Journal of information and communication convergence engineering 2023; 21(4): 346-350

Published online December 31, 2023 https://doi.org/10.56977/jicce.2023.21.4.346

Copyright © Korea Institute of Information and Communication Engineering.

Effects of CNN Backbone on Trajectory Prediction Models for Autonomous Vehicle

Seoyoung Lee *, Hyogyeong Park , Yeonhwi You , Sungjung Yong , and Il-Young Moon* , Member, KIICE

Department of Computer Science and Engineering, Korea University of Technology and Education, Cheonan 31253, Republic of Korea

Correspondence to:Il-Young Moon (E-mail: iymoon@koreatech.ac.kr)
Department of Computer Science and Engineering, Korea University of Technology and Education, Cheonan 31253, Republic of Korea

Received: July 8, 2023; Revised: October 23, 2023; Accepted: October 23, 2023

This is an Open Access article distributed under the terms of the Creative Commons Attribution Non-Commercial License (http://creativecommons.org/licenses/by-nc/3.0/) which permits unrestricted non-commercial use, distribution, and reproduction in any medium, provided the original work is properly cited.

Abstract

Trajectory prediction is an essential element for driving autonomous vehicles, and various trajectory prediction models have emerged with the development of deep learning technology. Convolutional neural network (CNN) is the most commonly used neural network architecture for extracting the features of visual images, and the latest models exhibit high performances. This study was conducted to identify an efficient CNN backbone model among the components of deep learning models for trajectory prediction. We changed the existing CNN backbone network of multiple-trajectory prediction models used as feature extractors to various state-of-the-art CNN models. The experiment was conducted using nuScenes, which is a dataset used for the development of autonomous vehicles. The results of each model were compared using frequently used evaluation metrics for trajectory prediction. Analyzing the impact of the backbone can improve the performance of the trajectory prediction task. Investigating the influence of the backbone on multiple deep learning models can be a future challenge.

Keywords: Autonomous Driving, CNN, Deep Learning, Trajectory Prediction

I. INTRODUCTION

Trajectory prediction has become an increasingly critical task owing to rapid advancements in the research and development of autonomous vehicles. With the development of deep learning technologies, various models are continuously being developed for predicting the paths of autonomous vehicles.

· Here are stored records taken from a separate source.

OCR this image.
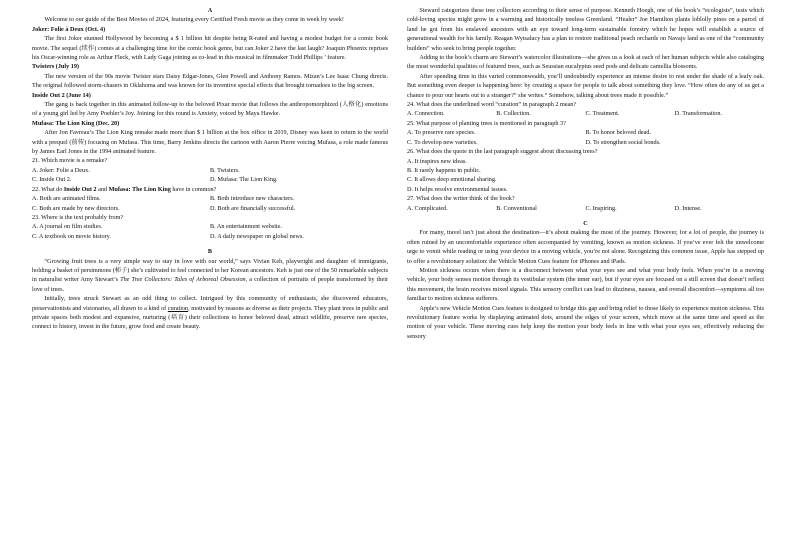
A

Welcome to our guide of the Best Movies of 2024, featuring every Certified Fresh movie as they come in week by week!

Joker: Folie à Deux (Oct. 4)

The first Joker stunned Hollywood by becoming a $ 1 billion hit despite being R-rated and having a modest budget for a comic book movie. The sequel (续作) comes at a challenging time for the comic book genre, but can Joker 2 have the last laugh? Joaquin Phoenix reprises his Oscar-winning role as Arthur Fleck, with Lady Gaga joining as co-lead in this musical in filmmaker Todd Phillips ’ feature.

Twisters (July 19)

The new version of the 90s movie Twister stars Daisy Edgar-Jones, Glen Powell and Anthony Ramos. Mizan’s Lee Isaac Chung directs. The original followed storm-chasers in Oklahoma and was known for its inventive special effects that brought tornadoes to the big screen.

Inside Out 2 (June 14)

The gang is back together in this animated follow-up to the beloved Pixar movie that follows the anthropomorphized (人格化) emotions of a young girl led by Amy Poehler’s Joy. Joining for this round is Anxiety, voiced by Maya Hawke.

Mufasa: The Lion King (Dec. 20)

After Jon Favreau’s The Lion King remake made more than $ 1 billion at the box office in 2019, Disney was keen to return to the world with a prequel (前传) focusing on Mufasa. This time, Barry Jenkins directs the cartoon with Aaron Pierre voicing Mufasa, a role made famous by James Earl Jones in the 1994 animated feature.

21. Which movie is a remake?

A. Joker: Folie a Deux.	B. Twisters.
C. Inside Out 2.	D. Mufasa: The Lion King.

22. What do Inside Out 2 and Mufasa: The Lion King have in common?

A. Both are animated films.	B. Both introduce new characters.
C. Both are made by new directors.	D. Both are financially successful.

23. Where is the text probably from?

A. A journal on film studies.	B. An entertainment website.
C. A textbook on movie history.	D. A daily newspaper on global news.
B

“Growing fruit trees is a very simple way to stay in love with our world,” says Vivian Keh, playwright and daughter of immigrants, holding a basket of persimmons (柿子) she’s cultivated to feel connected to her Korean ancestors. Keh is just one of the 50 remarkable subjects in naturalist writer Amy Stewart’s The Tree Collectors: Tales of Arboreal Obsession, a collection of portraits of people transformed by their love of trees.

Initially, trees struck Stewart as an odd thing to collect. Intrigued by this community of enthusiasts, she discovered educators, preservationists and visionaries, all drawn to a kind of curation, motivated by reasons as diverse as their projects. They plant trees in public and private spaces both modest and expansive, nurturing (培育) their collections to honor beloved dead, attract wildlife, preserve rare species, connect to history, invest in the future, grow food and create beauty.

Steward categorizes these tree collectors according to their sense of purpose. Kenneth Hoegh, one of the book’s “ecologists”, tests which cold-loving species might grow in a warming and historically treeless Greenland. “Healer” Joe Hamilton plants loblolly pines on a parcel of land he got from his enslaved ancestors with an eye toward long-term sustainable forestry which he hopes will establish a source of generational wealth for his family. Reagan Wytsalucy has a plan to restore traditional peach orchards on Navajo land as one of the “community builders” who seek to bring people together.

Adding to the book’s charm are Stewart’s watercolor illustrations—she gives us a look at each of her human subjects while also cataloging the most wonderful qualities of featured trees, such as Seussian eucalyptus seed pods and delicate camellia blossoms.

After spending time in this varied commonwealth, you’ll undoubtedly experience an intense desire to rest under the shade of a leafy oak. But something even deeper is happening here: by creating a space for people to talk about something they love. “How often do any of us get a chance to pour our hearts out to a stranger?” she writes.“ Somehow, talking about trees made it possible.”

24. What does the underlined word “curation” in paragraph 2 mean?

A. Connection.	B. Collection.	C. Treatment.	D. Transformation.

25. What purpose of planting trees is mentioned in paragraph 3?

A. To preserve rare species.	B. To honor beloved dead.
C. To develop new varieties.	D. To strengthen social bonds.

26. What does the quote in the last paragraph suggest about discussing trees?

A. It inspires new ideas.

B. It rarely happens in public.

C. It allows deep emotional sharing.

D. It helps resolve environmental issues.

27. What does the writer think of the book?

A. Complicated.	B. Conventional	C. Inspiring.	D. Intense.
C

For many, travel isn’t just about the destination—it’s about making the most of the journey. However, for a lot of people, the journey is often ruined by an uncomfortable experience often accompanied by vomiting, known as motion sickness. If you’ve ever felt the unwelcome urge to vomit while reading or using your device in a moving vehicle, you’re not alone. Recognizing this common issue, Apple has stepped up to offer a revolutionary solution: the Vehicle Motion Cues feature for iPhones and iPads.

Motion sickness occurs when there is a disconnect between what your eyes see and what your body feels. When you’re in a moving vehicle, your body senses motion through its vestibular system (the inner ear), but if your eyes are focused on a still screen that doesn’t reflect this movement, the brain receives mixed signals. This sensory conflict can lead to dizziness, nausea, and overall discomfort—symptoms all too familiar to motion sickness sufferers.

Apple’s new Vehicle Motion Cues feature is designed to bridge this gap and bring relief to those likely to experience motion sickness. This revolutionary feature works by displaying animated dots, around the edges of your screen, which move at the same time and speed as the motion of your vehicle. These moving cues help keep the motion your body feels in line with what your eyes see, effectively reducing the sensory
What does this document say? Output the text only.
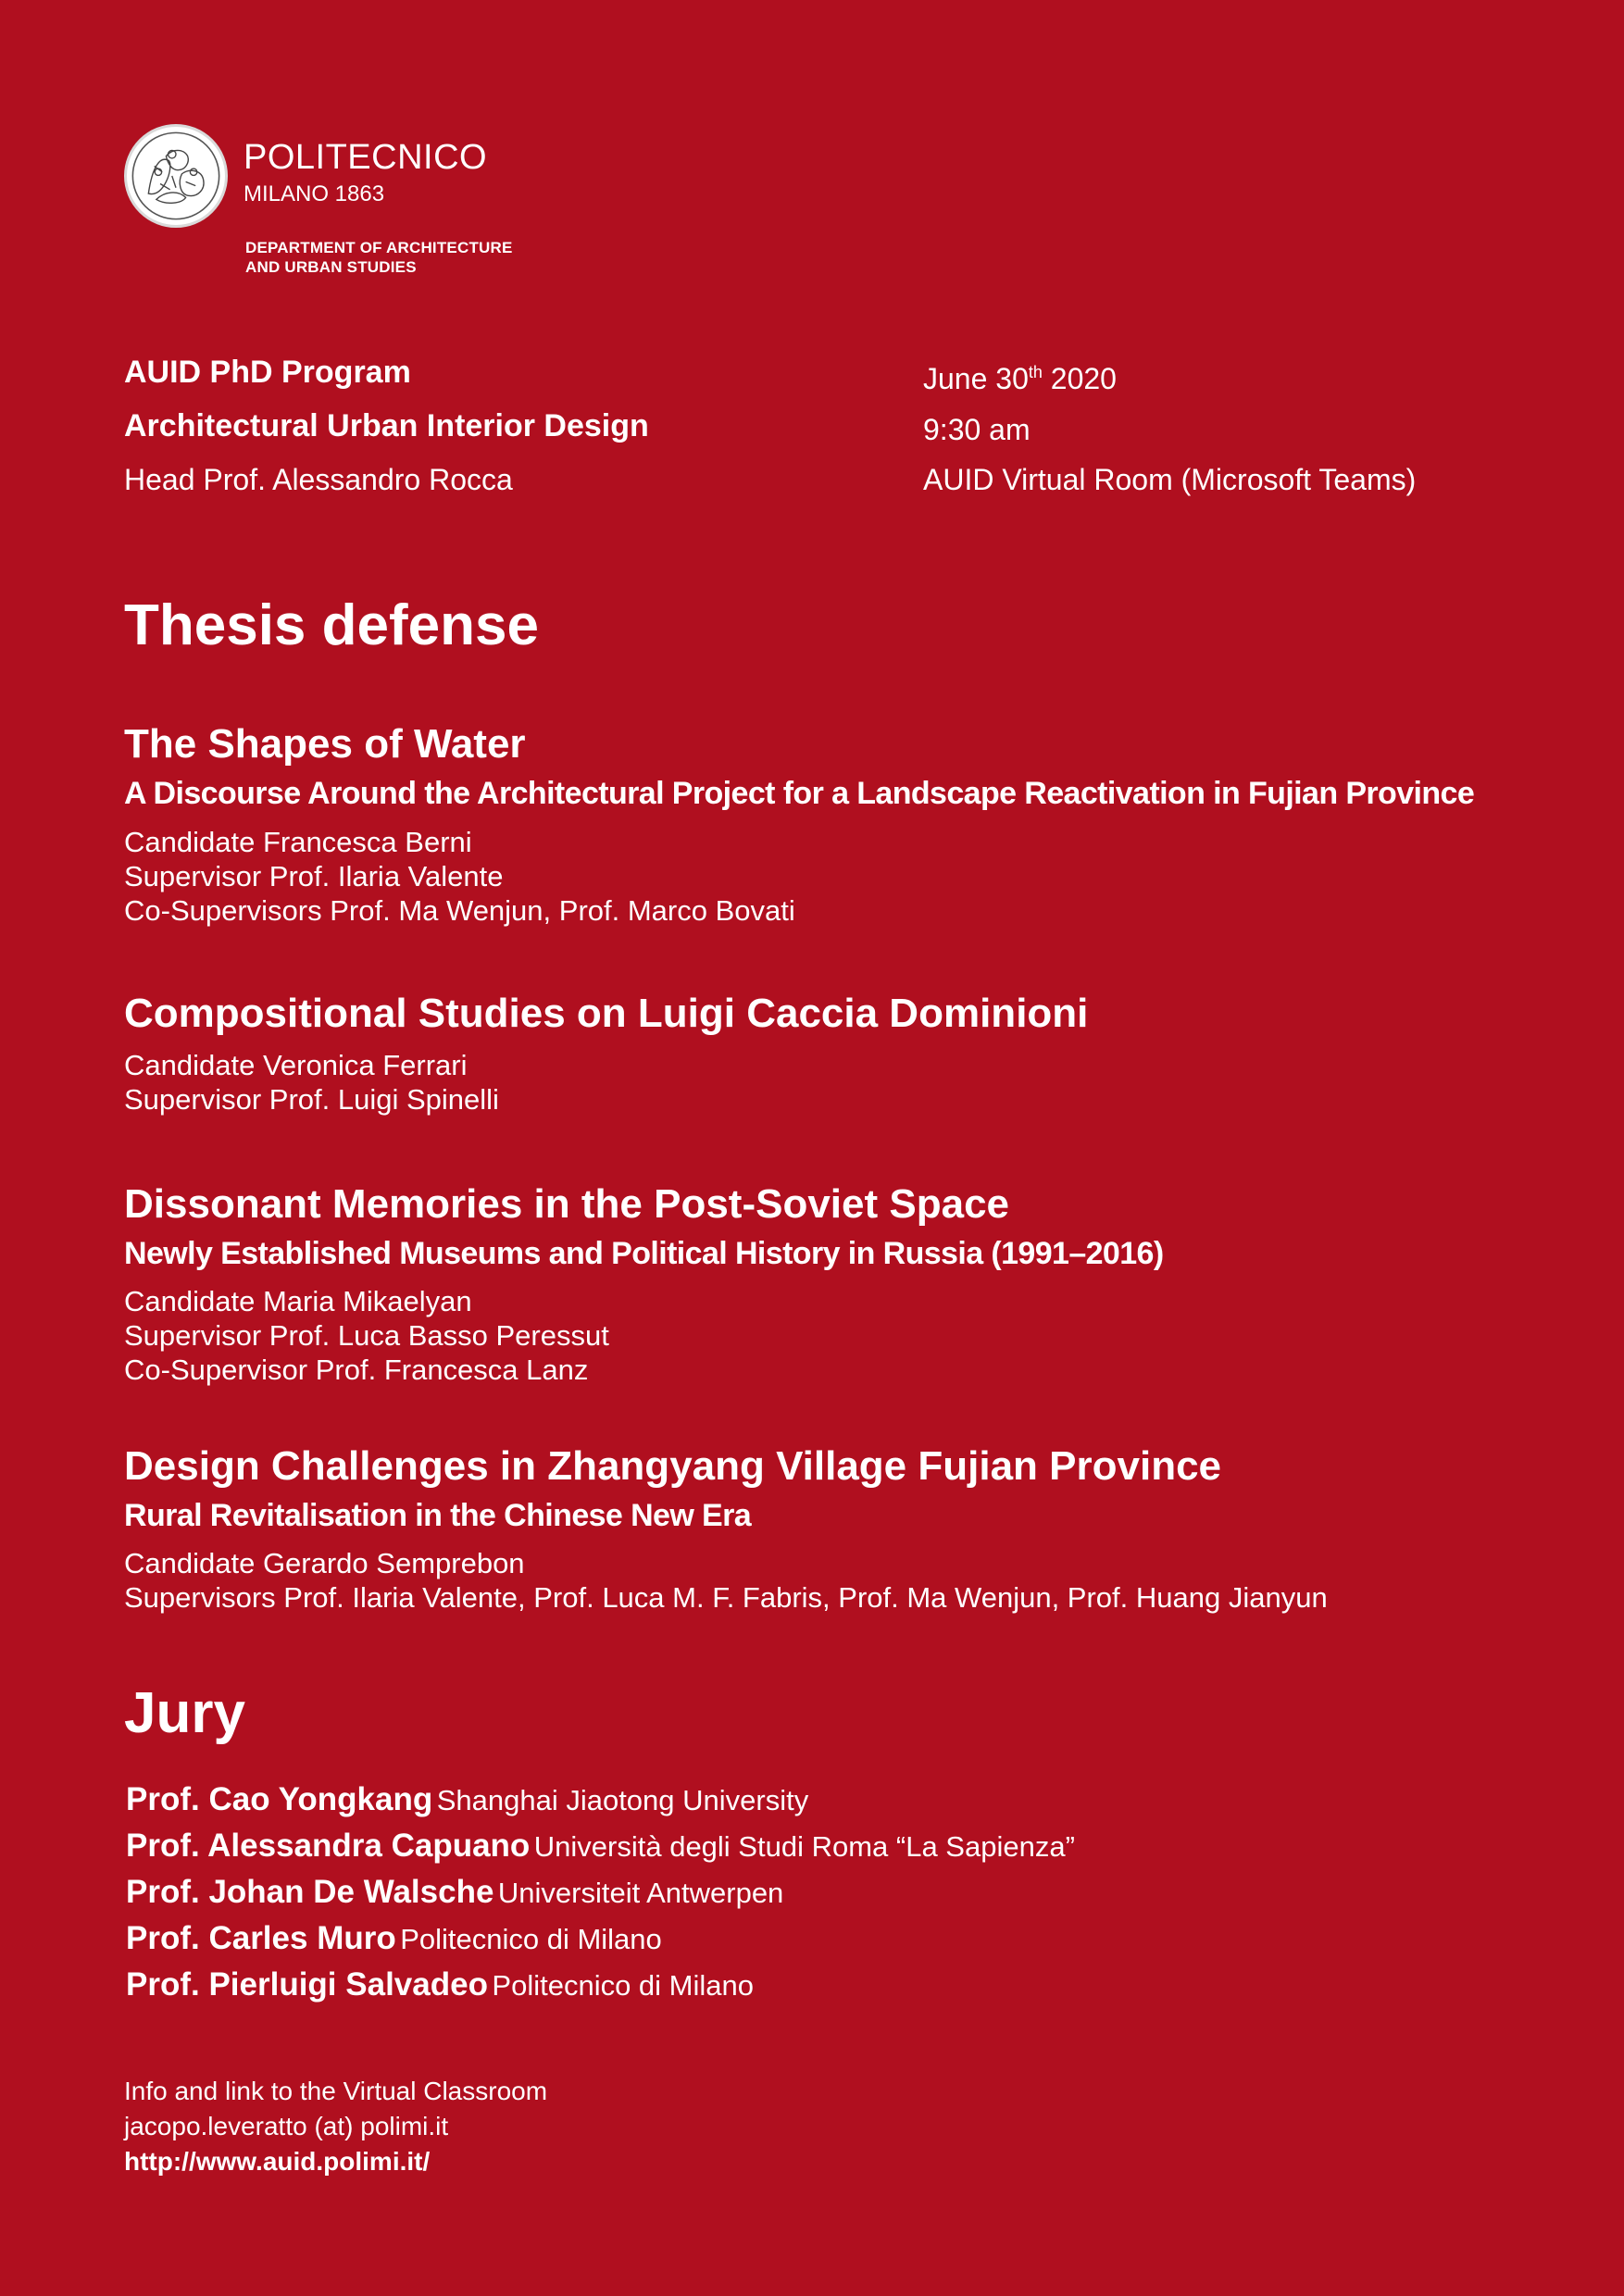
POLITECNICO
MILANO 1863
DEPARTMENT OF ARCHITECTURE
AND URBAN STUDIES
AUID PhD Program
Architectural Urban Interior Design
Head Prof. Alessandro Rocca
June 30th 2020
9:30 am
AUID Virtual Room (Microsoft Teams)
Thesis defense
The Shapes of Water
A Discourse Around the Architectural Project for a Landscape Reactivation in Fujian Province
Candidate Francesca Berni
Supervisor Prof. Ilaria Valente
Co-Supervisors Prof. Ma Wenjun, Prof. Marco Bovati
Compositional Studies on Luigi Caccia Dominioni
Candidate Veronica Ferrari
Supervisor Prof. Luigi Spinelli
Dissonant Memories in the Post-Soviet Space
Newly Established Museums and Political History in Russia (1991–2016)
Candidate Maria Mikaelyan
Supervisor Prof. Luca Basso Peressut
Co-Supervisor Prof. Francesca Lanz
Design Challenges in Zhangyang Village Fujian Province
Rural Revitalisation in the Chinese New Era
Candidate Gerardo Semprebon
Supervisors Prof. Ilaria Valente, Prof. Luca M. F. Fabris, Prof. Ma Wenjun, Prof. Huang Jianyun
Jury
Prof. Cao Yongkang Shanghai Jiaotong University
Prof. Alessandra Capuano Università degli Studi Roma “La Sapienza”
Prof. Johan De Walsche Universiteit Antwerpen
Prof. Carles Muro Politecnico di Milano
Prof. Pierluigi Salvadeo Politecnico di Milano
Info and link to the Virtual Classroom
jacopo.leveratto (at) polimi.it
http://www.auid.polimi.it/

Existing models for path prediction perform future predictions based on an agent's previous displacement or state values, such as in terms of velocity and acceleration. However, recent models are increasing their real-world potential by reflecting complex elements such as interactions with peripheral agents and surrounding situations. Owing to the development of various high-precision sensors such as LiDAR and radars, as well as the continuous emergence of large datasets for autonomous vehicles, models with more sophisticated methods and advanced performances are expected to be developed [1]. Depending on the type of input and output, type of deep learning model, response of the surroundings, and number of trajectories to be predicted, several types of deep learning-based trajectory prediction models have emerged, each model with advantages and disadvantages.

When considering the structure of complex elements and various models, a convolutional neural network (CNN) is a neural network structure commonly used for the feature extraction of image data from surrounding situations. CNN models are known to have superior performances. In addition, CNN have been used as backbone models for deep learningbased path prediction models [2, 3]. This study aimed to find an efficient CNN backbone to improve the performance of a trajectory prediction model.

We address the existing research on trajectory prediction methods based on nuScenes, which is a dataset for autonomous vehicle development, and Multiple-Trajectory Prediction (MTP) models, which are a type of deep learning-based multimode trajectory prediction models. As shown in Fig. 1, we used a rasterized bird’s eye view (BEV) image from the nuScenes dataset as input. We observed performance changes when changing MobileNetV2, which is a backbone model used for feature extraction in the MTP model, to other stateof-the-art performing CNN models:ResNet18, ResNet50, Res-NeXt50, and WideResNet50.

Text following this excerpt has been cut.